The report found that most firms in the sample are achieving right-first-time submission rates of 50% or below. Several reported rates below 30%. In practical terms, for every two cases a broker processes, at least one needs meaningful correction before it can move forward.
That is a huge amount of wasted capacity.
For brokers, the impact is obvious. They should be advising clients, structuring cases and placing business. Instead, too much of the working week is taken up with document chases, status updates, re-keying information into portals and rebuilding application packs.
For lenders, incomplete or poorly packaged cases create avoidable queries, slow decisions and put pressure on underwriting and case management teams. Good cases take longer than they should because they do not arrive in good order.
This is not just an operational inconvenience. It is a commercial constraint.
A broker handling 15 cases a month, with five hours of admin on each case, is already committing 75 hours a month to administration. If a significant share of that time is rework, the firm is using valuable capacity to stand still.
That is one of the clearest findings in the report. The pipeline is not always the problem. In many firms, there is enough demand. The bottleneck is the process used to serve that demand.
When that process creates too much admin, the usual answer is to hire more people. More case administrators. More compliance support. More operations resource. Sometimes that is needed, but if the underlying process is still creating the same rework, headcount is being added to absorb inefficiency rather than support growth.
And the customer experience suffers as well. Customers who are asked repeatedly for documents, or who wait without knowing why nothing has moved, lose confidence. The report found that between 20% and 50% of cases stall or fail to complete. In many instances, the underlying deal was achievable. The process wore it down.
The answer is to move the point of intervention earlier.
AI agents can take on more of the gathering, checking and chasing before the case reaches the lender. They can guide clients through what is needed, check whether documents are complete and readable, extract information, flag inconsistencies and help package the case properly before submission.
That is the difference between task AI and workflow AI. The opportunity is not just to summarise a document or draft an email. It is to let an AI agent work through a bounded admin job, 24/7, with humans reviewing the points that matter.
Brokers should be advising and placing cases. Lenders should be assessing risk and making decisions. Neither side should be spending hours in correction loops that could have been prevented at intake.
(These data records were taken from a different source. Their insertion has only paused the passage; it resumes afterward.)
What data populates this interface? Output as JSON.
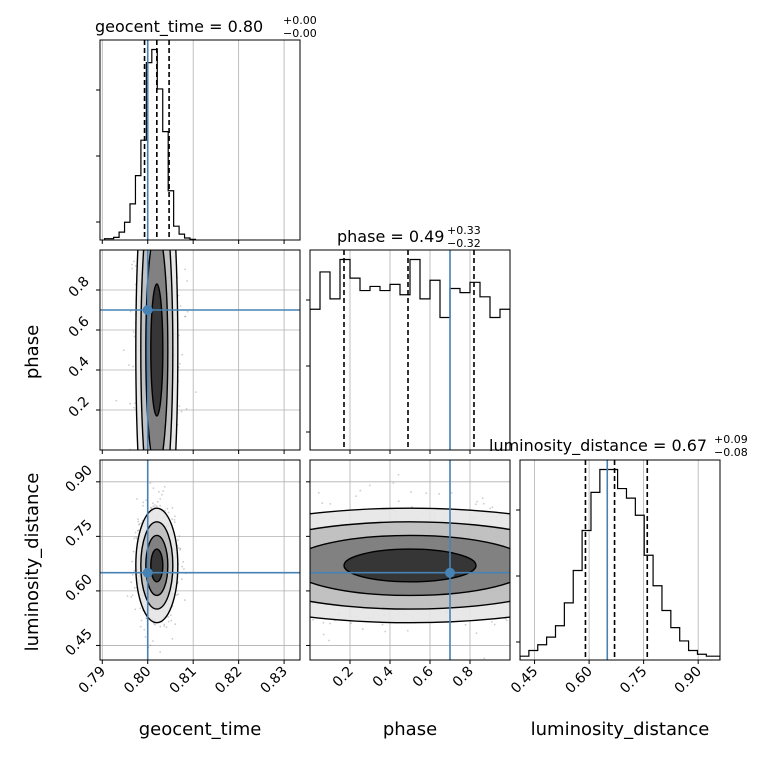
{
  "chart_data": {
    "type": "corner",
    "parameters": [
      "geocent_time",
      "phase",
      "luminosity_distance"
    ],
    "truths": {
      "geocent_time": 0.8,
      "phase": 0.7,
      "luminosity_distance": 0.65
    },
    "axis_ranges": {
      "geocent_time": [
        0.7895,
        0.8335
      ],
      "phase": [
        0.0,
        1.0
      ],
      "luminosity_distance": [
        0.41,
        0.96
      ]
    },
    "ticks": {
      "geocent_time": [
        0.79,
        0.8,
        0.81,
        0.82,
        0.83
      ],
      "phase": [
        0.2,
        0.4,
        0.6,
        0.8
      ],
      "luminosity_distance": [
        0.45,
        0.6,
        0.75,
        0.9
      ]
    },
    "tick_labels": {
      "geocent_time": [
        "0.79",
        "0.80",
        "0.81",
        "0.82",
        "0.83"
      ],
      "phase": [
        "0.2",
        "0.4",
        "0.6",
        "0.8"
      ],
      "luminosity_distance": [
        "0.45",
        "0.60",
        "0.75",
        "0.90"
      ]
    },
    "titles": [
      {
        "param": "geocent_time",
        "text": "geocent_time = 0.80",
        "sup": "+0.00",
        "sub": "−0.00"
      },
      {
        "param": "phase",
        "text": "phase = 0.49",
        "sup": "+0.33",
        "sub": "−0.32"
      },
      {
        "param": "luminosity_distance",
        "text": "luminosity_distance = 0.67",
        "sup": "+0.09",
        "sub": "−0.08"
      }
    ],
    "quantiles": {
      "geocent_time": [
        0.7993,
        0.802,
        0.8047
      ],
      "phase": [
        0.17,
        0.49,
        0.82
      ],
      "luminosity_distance": [
        0.59,
        0.67,
        0.76
      ]
    },
    "histograms": {
      "geocent_time": {
        "edges": [
          0.7905,
          0.7925,
          0.7937,
          0.7949,
          0.7961,
          0.7973,
          0.7985,
          0.7997,
          0.8009,
          0.8021,
          0.8033,
          0.8045,
          0.8057,
          0.8069,
          0.8081,
          0.8093,
          0.8105
        ],
        "counts": [
          2,
          4,
          12,
          27,
          55,
          98,
          152,
          270,
          290,
          230,
          165,
          75,
          21,
          9,
          3,
          1
        ]
      },
      "phase": {
        "edges": [
          0.0,
          0.05,
          0.1,
          0.15,
          0.2,
          0.25,
          0.3,
          0.35,
          0.4,
          0.45,
          0.5,
          0.55,
          0.6,
          0.65,
          0.7,
          0.75,
          0.8,
          0.85,
          0.9,
          0.95,
          1.0
        ],
        "counts": [
          68,
          86,
          73,
          92,
          83,
          77,
          79,
          77,
          80,
          75,
          92,
          73,
          82,
          64,
          78,
          76,
          81,
          74,
          64,
          68
        ]
      },
      "luminosity_distance": {
        "edges": [
          0.41,
          0.4344,
          0.4588,
          0.4832,
          0.5076,
          0.532,
          0.5564,
          0.5808,
          0.6052,
          0.6296,
          0.654,
          0.6784,
          0.7028,
          0.7272,
          0.7516,
          0.776,
          0.8004,
          0.8248,
          0.8492,
          0.8736,
          0.898,
          0.9224,
          0.9468,
          0.96
        ],
        "counts": [
          2,
          5,
          8,
          12,
          18,
          30,
          47,
          68,
          88,
          100,
          100,
          90,
          85,
          76,
          55,
          39,
          26,
          17,
          10,
          5,
          3,
          2,
          2
        ]
      }
    },
    "colors": {
      "truth": "#4682b4",
      "ink": "#000000",
      "grid": "#b0b0b0"
    },
    "grid": true,
    "xlabels": [
      "geocent_time",
      "phase",
      "luminosity_distance"
    ],
    "ylabels": [
      "phase",
      "luminosity_distance"
    ]
  }
}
In early deployments of Nivo's AI agents, we are seeing reductions of six to eight hours of administration per case when AI is applied at the intake and document collection stages.
The report is clear about where specialist lending origination loses its time. It is not in one big failure. It is in the small repeat tasks that have become normalised: chasing, checking, correcting, repackaging and picking cases back up after momentum has been lost.
The firms that fix this will not just save admin time. They will create more capacity, reduce drop-outs and complete more of the business already in front of them.
Sometimes the biggest opportunity is not to add more people, more leads or more systems. It is to stop the same work being done twice.